Publication Date


Document Type

Master's Thesis

Academic Program

Master of Science in Clinical Investigation


Quantitative Health Sciences

First Thesis Advisor

Robert Goldberg Ph.D


Acute myocardial infarction, trends, The Worcester Heart Attack Study


Background: During the past 50 years, novel diagnostic tools, interventional approaches, and population-wide changes in the major coronary risk factors have occurred. However, few studies have examined relatively recent trends in the demographic characteristics, clinical profile, and the short-term outcomes of patients hospitalized for acute myocardial infarction (AMI) from the more generalizable perspective of a population-based investigation.

Methods:We examined decade long trends (2001 to 2011) in patient’s demographic and clinical characteristics, treatment practices, and hospital outcomes among residents of the Worcester metropolitan area hospitalized with a validated initial AMI (n = 3,730) at all 11 greater Worcester medical centers during 2001, 2003, 2005, 2007, 2009, and 2011.

Results:The average age of the study population was 68.5 years and 56.9% were men. Patients hospitalized with a first AMI during the most recent study years were significantly younger (mean age = 69.9 in 2001/03; 65.2 in 2009/11), had lower serum troponin levels, and experienced a shorter hospital stay compared to patients hospitalized during the earliest study years.
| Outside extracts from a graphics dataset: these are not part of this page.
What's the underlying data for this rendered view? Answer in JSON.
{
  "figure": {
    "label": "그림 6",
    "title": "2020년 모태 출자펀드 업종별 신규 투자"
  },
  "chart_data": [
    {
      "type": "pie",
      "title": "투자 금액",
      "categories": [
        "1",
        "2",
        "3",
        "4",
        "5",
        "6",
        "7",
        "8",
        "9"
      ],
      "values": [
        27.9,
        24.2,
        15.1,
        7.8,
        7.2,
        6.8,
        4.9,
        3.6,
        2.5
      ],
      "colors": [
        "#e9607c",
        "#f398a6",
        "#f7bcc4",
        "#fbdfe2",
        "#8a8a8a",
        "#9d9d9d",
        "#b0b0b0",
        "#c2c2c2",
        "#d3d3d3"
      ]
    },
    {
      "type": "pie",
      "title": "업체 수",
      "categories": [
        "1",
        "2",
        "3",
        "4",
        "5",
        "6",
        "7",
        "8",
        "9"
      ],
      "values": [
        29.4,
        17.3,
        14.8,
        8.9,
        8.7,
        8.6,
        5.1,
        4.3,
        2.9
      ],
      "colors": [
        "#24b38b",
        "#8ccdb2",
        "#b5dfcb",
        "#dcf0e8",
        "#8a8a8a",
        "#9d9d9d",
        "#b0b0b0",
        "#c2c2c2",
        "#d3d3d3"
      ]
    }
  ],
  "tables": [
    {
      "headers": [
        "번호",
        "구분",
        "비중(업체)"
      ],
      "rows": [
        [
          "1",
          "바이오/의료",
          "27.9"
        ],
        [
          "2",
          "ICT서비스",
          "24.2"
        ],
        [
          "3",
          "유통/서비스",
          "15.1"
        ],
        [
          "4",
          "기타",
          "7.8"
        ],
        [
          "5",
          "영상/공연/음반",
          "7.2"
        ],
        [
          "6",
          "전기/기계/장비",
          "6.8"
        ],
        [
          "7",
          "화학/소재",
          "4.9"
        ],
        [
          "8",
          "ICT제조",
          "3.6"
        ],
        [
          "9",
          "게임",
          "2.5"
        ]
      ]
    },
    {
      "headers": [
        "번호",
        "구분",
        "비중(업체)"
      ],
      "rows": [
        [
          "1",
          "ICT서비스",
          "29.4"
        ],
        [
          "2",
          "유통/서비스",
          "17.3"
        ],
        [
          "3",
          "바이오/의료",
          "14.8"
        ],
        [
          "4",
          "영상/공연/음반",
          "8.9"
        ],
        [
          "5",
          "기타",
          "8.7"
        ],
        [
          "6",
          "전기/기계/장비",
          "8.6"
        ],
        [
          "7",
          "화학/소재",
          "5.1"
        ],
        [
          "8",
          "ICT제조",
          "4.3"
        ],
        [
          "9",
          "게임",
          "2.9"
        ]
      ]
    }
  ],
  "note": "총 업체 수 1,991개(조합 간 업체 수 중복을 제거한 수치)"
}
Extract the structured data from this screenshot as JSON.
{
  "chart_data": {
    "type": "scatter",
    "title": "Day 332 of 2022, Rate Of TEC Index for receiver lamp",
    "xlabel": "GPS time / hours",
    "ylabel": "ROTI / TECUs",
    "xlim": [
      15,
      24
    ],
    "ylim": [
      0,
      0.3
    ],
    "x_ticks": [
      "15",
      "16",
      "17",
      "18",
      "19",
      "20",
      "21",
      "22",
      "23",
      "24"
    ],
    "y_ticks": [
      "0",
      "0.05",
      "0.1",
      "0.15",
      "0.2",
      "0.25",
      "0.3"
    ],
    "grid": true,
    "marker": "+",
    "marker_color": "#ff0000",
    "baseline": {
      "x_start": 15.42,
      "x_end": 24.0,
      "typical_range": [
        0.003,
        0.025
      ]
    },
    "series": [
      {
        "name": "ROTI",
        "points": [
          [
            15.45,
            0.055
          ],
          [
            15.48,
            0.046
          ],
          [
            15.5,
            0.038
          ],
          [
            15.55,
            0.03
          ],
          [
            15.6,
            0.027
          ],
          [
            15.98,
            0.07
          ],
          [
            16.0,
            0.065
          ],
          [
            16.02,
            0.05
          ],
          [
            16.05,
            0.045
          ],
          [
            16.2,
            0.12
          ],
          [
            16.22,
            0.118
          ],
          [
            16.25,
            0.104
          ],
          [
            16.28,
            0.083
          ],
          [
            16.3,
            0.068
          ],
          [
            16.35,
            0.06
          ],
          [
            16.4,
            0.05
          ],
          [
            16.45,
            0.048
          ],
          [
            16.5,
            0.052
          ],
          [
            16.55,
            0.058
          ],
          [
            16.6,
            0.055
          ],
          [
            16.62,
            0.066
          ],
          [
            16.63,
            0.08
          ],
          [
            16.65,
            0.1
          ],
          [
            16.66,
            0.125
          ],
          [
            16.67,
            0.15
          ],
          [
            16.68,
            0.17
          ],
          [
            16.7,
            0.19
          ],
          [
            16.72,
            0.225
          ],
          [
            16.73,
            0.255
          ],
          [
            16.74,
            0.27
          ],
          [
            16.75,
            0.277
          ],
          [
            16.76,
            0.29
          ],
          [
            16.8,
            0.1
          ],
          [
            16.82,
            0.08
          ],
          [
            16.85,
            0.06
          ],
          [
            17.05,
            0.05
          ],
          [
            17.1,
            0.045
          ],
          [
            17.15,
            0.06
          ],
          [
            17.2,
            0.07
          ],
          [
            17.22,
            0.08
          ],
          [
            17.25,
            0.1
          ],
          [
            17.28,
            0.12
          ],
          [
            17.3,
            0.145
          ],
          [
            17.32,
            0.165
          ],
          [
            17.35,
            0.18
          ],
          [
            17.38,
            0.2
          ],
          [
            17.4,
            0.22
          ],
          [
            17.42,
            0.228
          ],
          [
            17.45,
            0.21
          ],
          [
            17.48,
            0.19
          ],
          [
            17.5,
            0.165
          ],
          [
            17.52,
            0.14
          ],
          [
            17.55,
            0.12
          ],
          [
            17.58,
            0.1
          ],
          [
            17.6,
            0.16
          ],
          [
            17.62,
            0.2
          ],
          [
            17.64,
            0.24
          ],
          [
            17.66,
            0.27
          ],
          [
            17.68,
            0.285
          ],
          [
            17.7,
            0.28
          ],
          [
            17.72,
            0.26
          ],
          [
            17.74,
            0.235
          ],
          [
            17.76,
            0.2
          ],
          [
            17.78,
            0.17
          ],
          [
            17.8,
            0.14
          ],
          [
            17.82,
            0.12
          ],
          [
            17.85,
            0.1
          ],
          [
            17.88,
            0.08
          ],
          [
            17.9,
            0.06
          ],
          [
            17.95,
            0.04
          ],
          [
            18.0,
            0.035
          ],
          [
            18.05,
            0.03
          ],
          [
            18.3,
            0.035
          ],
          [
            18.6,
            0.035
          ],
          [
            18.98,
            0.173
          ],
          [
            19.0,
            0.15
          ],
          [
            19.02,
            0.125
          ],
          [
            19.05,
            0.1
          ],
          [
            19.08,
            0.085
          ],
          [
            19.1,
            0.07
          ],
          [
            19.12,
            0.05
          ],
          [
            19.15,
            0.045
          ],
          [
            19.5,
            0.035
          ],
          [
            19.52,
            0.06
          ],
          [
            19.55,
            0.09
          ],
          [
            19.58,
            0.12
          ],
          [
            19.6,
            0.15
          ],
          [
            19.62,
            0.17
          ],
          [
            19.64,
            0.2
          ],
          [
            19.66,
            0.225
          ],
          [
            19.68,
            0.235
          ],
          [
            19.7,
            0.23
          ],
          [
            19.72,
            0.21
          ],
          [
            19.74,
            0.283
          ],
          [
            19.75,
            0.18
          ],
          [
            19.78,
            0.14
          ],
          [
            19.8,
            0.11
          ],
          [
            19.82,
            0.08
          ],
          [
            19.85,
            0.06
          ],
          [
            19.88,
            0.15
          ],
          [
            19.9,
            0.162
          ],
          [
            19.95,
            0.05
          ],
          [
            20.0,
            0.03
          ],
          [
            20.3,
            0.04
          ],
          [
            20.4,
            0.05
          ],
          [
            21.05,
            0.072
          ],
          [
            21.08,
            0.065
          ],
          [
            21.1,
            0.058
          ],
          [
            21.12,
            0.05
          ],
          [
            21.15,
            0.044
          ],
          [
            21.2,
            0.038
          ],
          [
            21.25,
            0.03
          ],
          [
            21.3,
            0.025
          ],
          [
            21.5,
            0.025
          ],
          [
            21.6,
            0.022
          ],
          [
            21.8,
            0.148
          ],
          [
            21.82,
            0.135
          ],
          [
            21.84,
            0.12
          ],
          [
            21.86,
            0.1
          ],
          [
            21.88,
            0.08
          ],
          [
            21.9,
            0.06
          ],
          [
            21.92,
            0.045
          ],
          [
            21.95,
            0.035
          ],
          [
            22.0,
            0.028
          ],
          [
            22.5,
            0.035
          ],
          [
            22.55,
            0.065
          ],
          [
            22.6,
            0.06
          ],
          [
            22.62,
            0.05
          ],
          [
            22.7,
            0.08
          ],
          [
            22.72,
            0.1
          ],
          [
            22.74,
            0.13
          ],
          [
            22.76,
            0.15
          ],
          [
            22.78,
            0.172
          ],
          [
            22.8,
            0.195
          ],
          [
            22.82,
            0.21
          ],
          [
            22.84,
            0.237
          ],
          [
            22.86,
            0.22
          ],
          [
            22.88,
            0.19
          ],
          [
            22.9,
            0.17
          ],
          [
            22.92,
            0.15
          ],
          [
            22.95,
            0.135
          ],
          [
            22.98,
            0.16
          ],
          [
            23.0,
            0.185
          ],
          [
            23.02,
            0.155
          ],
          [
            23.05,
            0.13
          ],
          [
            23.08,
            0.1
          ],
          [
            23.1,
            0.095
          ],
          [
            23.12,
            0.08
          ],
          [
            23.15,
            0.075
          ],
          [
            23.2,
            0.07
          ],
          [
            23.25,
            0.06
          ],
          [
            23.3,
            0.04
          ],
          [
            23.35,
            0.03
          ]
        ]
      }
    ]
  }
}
Hospitalized patients were more likely to received evidence-based medical management practices during the years under study. Multivariable-adjusted regression models showed a considerable decline over-time in the hospital death rate (9.6% in 2001/03; 6.5% in 2009/11), and a significant reduction in the proportion of patients who developed atrial fibrillation, heart failure, and ventricular fibrillation during their acute hospitalization.

Conclusions: These results highlight the changing nature of patients hospitalized with an incident AMI, and reinforce the need for surveillance of AMI at the community level.